Professor Hyungsik Roger Moon, affiliated to Yonsei University and the University of Southern California, along with Martin Weidner, from University College London, recently studied linear panel regression models in which individual fixed effects, or factor loadings, interact with common time-specific effects.
According to Prof. Moon, their proposed model is “significantly more flexible than the conventional individual and time effect model because it allows the factors to affect each individual with a different loading.” Building on the literature of Bai (2009) and Moon and Weidner (2015), the researchers investigate the least squares (LS) estimator for a linear panel regression with interactive fixed effects. The main difference between the researchers’ study and that of Bai is that Moon and Weidner consider predetermined regressors, which allow the feedback of past outcomes to affect future regressors. The researchers also differ from Bai by introducing a model where “low-rank regressors” and “high-rank regressors” are present at the same time.

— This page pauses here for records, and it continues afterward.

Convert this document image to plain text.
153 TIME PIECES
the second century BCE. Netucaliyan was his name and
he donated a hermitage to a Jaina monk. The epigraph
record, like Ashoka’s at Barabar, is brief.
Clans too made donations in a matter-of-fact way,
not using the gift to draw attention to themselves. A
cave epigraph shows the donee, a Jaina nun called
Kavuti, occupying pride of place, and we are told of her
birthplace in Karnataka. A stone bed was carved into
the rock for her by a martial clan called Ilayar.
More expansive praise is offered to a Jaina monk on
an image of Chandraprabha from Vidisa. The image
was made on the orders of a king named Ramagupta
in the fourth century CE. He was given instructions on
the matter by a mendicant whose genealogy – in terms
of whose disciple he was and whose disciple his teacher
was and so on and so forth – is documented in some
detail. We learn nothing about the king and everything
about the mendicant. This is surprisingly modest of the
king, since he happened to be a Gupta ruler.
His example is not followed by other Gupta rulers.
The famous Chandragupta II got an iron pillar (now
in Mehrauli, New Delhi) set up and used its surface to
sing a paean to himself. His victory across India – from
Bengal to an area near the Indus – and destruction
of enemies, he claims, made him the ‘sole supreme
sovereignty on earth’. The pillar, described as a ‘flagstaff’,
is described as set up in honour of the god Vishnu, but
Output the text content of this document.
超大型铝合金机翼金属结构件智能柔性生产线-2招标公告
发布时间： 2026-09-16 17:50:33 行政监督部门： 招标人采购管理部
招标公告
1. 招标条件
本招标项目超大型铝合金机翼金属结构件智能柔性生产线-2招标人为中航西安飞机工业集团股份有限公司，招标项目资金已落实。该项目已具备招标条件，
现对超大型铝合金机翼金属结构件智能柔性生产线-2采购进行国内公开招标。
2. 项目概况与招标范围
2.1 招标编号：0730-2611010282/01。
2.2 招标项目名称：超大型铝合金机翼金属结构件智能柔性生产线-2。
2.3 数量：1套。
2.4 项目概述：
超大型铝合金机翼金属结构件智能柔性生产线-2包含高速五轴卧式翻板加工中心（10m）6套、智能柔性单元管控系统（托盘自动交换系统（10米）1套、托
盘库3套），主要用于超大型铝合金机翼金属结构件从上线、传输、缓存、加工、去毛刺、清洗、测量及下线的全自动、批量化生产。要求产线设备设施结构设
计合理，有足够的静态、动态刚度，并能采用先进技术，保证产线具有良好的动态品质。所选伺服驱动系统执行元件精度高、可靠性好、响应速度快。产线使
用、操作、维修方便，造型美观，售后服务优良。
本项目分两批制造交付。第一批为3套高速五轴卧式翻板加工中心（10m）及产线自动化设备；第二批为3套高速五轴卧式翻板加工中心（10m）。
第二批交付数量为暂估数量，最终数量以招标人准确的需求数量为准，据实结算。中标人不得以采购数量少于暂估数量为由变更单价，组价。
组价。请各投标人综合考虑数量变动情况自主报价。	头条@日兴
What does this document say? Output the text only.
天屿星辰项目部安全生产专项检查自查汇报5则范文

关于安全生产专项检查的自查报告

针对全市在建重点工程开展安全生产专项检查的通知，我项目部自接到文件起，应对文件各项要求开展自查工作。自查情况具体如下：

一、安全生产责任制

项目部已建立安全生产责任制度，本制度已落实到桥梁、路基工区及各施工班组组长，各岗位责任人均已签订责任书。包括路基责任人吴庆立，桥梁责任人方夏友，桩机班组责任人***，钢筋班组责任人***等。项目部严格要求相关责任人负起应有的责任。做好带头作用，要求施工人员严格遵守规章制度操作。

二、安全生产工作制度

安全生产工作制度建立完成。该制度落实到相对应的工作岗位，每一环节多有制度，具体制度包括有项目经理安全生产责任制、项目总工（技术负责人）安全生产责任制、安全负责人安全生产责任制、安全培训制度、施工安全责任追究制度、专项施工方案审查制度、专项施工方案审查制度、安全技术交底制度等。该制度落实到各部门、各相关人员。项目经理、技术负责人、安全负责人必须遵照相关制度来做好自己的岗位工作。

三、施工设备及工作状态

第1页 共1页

The researchers employ the LS estimation method because it imposes no restrictions between the observed explanatory variables and the unobserved heterogeneity components.
One of the main findings of this study, as Prof. Moon describes is that “the limit distribution of the LS estimator has two types of biases: one type of bias due to correlated or heteroscedastic errors and the other type of bias due to the predetermined regressors.”
The study also establishes the asymptotic theory of the Wald test, the likelihood ratio test, and the Lagrange multiplier test. For this, the researchers use the quadratic approximation of the profile LS objective function developed by Moon and Weidner (2015) as the key approximation analysis tool.
Through Monte Carlo simulations, the researchers show that the asymptotic results on the distribution of the bias-corrected LS estimator and the bias-corrected test statistics provide a good approximation of their finite sample properties.